O problema do leite! Sem querer, e porque a proposito vinha, passou na conversa os leiteiros de Lisboa, baptizadores do liquido apreciavel, com essas jarra de folha misteriosas, fornecendo aos domicilios, aos hospitais essa luxuosa mixordia, que três quartas partes da cidade bebem por aí como se fora leite do melhor. Meia duzia de fiscais, penalidades comesinhas, multas que não desbancam os lucros dos vendedores e intermediarios, campanhas irrisorias e estereis de medicos e jornalistas! Dissemos:
- Quer-nos parecer que nem assim. Em Lisboa, mesmo que não houvesse vacas tuberculosas nos currais do país, o leite seria sempre mau…

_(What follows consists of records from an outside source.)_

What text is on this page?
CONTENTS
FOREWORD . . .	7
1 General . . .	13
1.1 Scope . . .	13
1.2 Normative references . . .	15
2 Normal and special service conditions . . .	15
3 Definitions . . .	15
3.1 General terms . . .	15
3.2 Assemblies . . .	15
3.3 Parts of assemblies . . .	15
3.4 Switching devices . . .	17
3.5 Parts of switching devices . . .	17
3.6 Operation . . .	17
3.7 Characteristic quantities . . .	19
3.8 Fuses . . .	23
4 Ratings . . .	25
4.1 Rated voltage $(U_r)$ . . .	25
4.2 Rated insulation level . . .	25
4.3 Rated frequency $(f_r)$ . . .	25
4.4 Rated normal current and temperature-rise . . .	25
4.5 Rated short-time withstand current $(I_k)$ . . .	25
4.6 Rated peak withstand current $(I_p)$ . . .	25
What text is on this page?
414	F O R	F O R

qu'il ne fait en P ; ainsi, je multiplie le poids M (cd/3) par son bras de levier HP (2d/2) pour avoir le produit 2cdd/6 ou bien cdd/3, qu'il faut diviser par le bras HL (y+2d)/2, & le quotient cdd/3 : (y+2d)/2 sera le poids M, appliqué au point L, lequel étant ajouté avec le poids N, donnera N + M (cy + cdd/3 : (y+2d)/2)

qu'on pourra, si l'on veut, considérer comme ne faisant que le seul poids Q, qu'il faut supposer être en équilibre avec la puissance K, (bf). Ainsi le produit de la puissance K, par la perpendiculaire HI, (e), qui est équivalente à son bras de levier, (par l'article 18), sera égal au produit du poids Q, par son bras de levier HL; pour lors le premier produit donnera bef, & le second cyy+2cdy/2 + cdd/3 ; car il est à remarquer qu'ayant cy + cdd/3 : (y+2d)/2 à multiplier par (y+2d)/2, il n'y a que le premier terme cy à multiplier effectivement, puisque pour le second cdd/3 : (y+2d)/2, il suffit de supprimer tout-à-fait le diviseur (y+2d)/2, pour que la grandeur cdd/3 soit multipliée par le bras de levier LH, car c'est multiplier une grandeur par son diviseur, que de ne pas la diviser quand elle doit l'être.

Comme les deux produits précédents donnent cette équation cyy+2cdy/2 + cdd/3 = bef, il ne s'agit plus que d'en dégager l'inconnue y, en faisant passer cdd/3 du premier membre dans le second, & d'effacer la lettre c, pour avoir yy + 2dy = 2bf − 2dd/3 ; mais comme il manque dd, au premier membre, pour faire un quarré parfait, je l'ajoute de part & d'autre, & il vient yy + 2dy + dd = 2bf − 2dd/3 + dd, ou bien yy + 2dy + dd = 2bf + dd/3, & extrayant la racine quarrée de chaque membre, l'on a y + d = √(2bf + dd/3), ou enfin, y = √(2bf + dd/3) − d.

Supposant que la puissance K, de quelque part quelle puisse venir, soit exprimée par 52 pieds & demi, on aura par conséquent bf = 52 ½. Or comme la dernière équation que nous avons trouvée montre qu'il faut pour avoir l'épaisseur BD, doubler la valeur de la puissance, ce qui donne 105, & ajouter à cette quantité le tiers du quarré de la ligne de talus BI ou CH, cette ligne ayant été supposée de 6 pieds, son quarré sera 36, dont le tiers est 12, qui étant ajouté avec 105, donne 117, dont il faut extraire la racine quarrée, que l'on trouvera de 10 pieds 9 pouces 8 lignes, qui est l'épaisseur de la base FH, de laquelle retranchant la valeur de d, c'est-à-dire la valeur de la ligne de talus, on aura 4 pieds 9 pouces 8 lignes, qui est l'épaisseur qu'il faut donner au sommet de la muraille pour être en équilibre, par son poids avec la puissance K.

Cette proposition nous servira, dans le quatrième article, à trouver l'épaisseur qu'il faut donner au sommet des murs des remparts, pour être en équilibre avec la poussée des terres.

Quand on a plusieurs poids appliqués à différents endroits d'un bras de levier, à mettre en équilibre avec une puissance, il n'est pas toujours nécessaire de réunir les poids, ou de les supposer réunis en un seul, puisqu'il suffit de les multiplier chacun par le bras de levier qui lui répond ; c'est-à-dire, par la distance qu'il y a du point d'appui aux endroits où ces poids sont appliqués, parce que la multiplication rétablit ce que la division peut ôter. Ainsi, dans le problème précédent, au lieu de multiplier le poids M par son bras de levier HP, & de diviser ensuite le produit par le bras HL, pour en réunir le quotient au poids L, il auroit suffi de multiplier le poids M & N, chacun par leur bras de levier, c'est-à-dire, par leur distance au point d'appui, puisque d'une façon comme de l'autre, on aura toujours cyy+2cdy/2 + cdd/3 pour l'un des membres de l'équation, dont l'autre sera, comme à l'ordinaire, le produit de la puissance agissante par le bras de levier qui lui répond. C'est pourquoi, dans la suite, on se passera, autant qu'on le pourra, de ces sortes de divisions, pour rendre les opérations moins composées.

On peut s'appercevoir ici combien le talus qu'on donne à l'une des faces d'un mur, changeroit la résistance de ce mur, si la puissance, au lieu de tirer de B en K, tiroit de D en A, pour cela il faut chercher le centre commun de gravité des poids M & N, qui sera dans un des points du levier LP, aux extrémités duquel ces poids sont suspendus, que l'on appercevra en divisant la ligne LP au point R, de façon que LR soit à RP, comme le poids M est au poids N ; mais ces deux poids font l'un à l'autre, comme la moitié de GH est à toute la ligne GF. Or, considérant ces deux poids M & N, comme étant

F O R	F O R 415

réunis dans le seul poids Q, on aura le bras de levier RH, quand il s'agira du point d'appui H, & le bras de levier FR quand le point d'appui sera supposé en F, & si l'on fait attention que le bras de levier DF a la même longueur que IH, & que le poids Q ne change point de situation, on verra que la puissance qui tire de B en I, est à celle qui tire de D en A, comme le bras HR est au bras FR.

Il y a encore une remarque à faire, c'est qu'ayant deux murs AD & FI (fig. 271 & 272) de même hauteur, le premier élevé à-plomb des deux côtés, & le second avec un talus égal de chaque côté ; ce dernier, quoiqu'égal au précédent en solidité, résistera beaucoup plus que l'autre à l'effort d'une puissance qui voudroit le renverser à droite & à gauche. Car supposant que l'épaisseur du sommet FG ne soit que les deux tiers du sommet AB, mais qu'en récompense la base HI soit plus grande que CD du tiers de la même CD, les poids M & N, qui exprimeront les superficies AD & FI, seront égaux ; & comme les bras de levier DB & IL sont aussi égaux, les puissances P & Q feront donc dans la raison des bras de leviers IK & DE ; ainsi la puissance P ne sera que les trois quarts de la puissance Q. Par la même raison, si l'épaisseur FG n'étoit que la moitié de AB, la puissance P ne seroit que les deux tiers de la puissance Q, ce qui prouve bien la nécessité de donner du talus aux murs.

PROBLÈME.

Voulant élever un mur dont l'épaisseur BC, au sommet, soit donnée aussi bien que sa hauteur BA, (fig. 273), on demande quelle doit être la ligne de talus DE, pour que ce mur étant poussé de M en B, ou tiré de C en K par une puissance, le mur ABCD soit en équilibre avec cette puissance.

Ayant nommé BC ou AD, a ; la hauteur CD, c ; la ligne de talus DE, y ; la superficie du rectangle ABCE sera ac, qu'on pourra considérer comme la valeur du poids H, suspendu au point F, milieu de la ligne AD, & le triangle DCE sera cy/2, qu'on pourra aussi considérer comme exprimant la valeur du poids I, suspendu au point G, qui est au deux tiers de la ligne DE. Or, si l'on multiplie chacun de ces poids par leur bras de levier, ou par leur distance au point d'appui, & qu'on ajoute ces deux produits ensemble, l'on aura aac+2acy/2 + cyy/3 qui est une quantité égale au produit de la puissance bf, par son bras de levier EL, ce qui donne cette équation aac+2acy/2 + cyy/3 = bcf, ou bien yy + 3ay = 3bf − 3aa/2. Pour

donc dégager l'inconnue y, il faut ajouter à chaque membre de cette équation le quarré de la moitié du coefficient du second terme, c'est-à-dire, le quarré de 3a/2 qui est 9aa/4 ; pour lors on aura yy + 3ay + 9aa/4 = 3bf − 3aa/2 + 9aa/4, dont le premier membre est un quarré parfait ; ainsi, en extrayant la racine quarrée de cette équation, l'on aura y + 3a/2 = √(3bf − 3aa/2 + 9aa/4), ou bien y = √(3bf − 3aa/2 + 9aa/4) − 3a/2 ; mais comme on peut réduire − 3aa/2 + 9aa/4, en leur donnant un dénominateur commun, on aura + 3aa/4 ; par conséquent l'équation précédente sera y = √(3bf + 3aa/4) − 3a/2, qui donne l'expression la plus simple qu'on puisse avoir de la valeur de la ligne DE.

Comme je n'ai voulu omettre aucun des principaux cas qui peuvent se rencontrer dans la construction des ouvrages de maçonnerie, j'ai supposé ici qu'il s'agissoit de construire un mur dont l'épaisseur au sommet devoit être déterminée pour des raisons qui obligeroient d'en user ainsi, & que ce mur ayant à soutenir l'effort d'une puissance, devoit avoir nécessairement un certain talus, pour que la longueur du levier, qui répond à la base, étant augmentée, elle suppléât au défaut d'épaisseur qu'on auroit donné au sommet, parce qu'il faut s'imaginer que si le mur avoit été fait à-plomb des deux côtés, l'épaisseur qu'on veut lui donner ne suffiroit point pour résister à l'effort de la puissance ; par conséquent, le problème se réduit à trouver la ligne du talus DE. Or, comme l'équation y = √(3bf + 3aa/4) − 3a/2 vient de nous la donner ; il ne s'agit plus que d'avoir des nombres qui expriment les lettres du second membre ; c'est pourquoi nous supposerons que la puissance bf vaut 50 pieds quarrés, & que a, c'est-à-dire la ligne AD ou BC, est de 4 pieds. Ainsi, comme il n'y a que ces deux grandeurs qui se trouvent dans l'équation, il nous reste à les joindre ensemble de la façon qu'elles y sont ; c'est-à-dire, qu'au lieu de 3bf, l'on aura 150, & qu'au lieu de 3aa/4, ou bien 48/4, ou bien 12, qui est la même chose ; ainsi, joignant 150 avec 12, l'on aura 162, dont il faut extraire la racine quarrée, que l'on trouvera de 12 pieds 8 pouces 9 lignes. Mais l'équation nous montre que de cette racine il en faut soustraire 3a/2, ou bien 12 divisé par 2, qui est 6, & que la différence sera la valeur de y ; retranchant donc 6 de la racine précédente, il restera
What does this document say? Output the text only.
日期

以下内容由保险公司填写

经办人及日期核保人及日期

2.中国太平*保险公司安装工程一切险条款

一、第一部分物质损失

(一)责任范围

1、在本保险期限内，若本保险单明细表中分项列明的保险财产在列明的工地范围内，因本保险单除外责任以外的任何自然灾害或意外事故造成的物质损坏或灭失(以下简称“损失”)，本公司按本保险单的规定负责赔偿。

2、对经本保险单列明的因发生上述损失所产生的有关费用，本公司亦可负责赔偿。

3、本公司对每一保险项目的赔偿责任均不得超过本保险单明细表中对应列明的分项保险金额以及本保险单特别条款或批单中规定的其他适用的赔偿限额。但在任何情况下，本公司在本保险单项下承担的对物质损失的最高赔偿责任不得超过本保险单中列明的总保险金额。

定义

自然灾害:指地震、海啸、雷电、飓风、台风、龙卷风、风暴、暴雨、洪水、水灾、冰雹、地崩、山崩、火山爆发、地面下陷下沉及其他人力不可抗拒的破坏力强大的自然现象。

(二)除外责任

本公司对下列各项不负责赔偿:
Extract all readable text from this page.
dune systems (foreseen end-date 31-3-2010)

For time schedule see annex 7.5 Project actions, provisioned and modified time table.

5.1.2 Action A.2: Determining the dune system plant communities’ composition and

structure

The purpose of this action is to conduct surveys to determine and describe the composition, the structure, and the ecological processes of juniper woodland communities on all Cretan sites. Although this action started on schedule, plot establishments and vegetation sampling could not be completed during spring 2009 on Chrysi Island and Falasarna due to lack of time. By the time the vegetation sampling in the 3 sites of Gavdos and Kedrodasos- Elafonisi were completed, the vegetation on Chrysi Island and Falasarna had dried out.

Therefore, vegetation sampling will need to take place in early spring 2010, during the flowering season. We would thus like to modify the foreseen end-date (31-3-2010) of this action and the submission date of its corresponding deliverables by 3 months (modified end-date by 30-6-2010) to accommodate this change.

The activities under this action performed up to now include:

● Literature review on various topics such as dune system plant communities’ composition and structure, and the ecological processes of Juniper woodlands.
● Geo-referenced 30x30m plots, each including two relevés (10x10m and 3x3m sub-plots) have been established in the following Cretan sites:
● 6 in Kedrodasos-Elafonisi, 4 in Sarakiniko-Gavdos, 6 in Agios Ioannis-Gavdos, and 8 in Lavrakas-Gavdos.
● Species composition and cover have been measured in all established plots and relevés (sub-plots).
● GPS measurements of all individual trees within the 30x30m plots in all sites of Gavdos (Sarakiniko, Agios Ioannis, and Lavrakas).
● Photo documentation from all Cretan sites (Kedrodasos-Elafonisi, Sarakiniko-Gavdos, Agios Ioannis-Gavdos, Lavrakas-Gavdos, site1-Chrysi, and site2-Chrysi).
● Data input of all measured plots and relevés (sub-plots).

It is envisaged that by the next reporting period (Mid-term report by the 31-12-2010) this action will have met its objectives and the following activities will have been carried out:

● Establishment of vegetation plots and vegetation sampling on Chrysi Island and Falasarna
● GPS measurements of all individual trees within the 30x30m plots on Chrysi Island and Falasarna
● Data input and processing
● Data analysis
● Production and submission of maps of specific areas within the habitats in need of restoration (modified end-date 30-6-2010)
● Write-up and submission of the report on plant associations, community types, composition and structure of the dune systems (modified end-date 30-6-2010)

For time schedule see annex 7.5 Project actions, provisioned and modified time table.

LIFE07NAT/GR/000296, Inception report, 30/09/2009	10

O dr. Brito Vasques vem contra o nosso pessimismo, com uma observação exacta:
- Pugnem os senhores jornalistas por que assim não seja. Insistam, lembrem constantemente ás entidades oficiais, que no assunto superintendem, que proibam a venda do leite desnatado. Desde que tal seja decretado…
Agradecemos toodos os informes. Despedimo-nos. Tinhamos ido buscar uma entrevista. Realizámos o nosso intento.
Mal sabia o dr. Brito Vasques, que havia sido entrevistado.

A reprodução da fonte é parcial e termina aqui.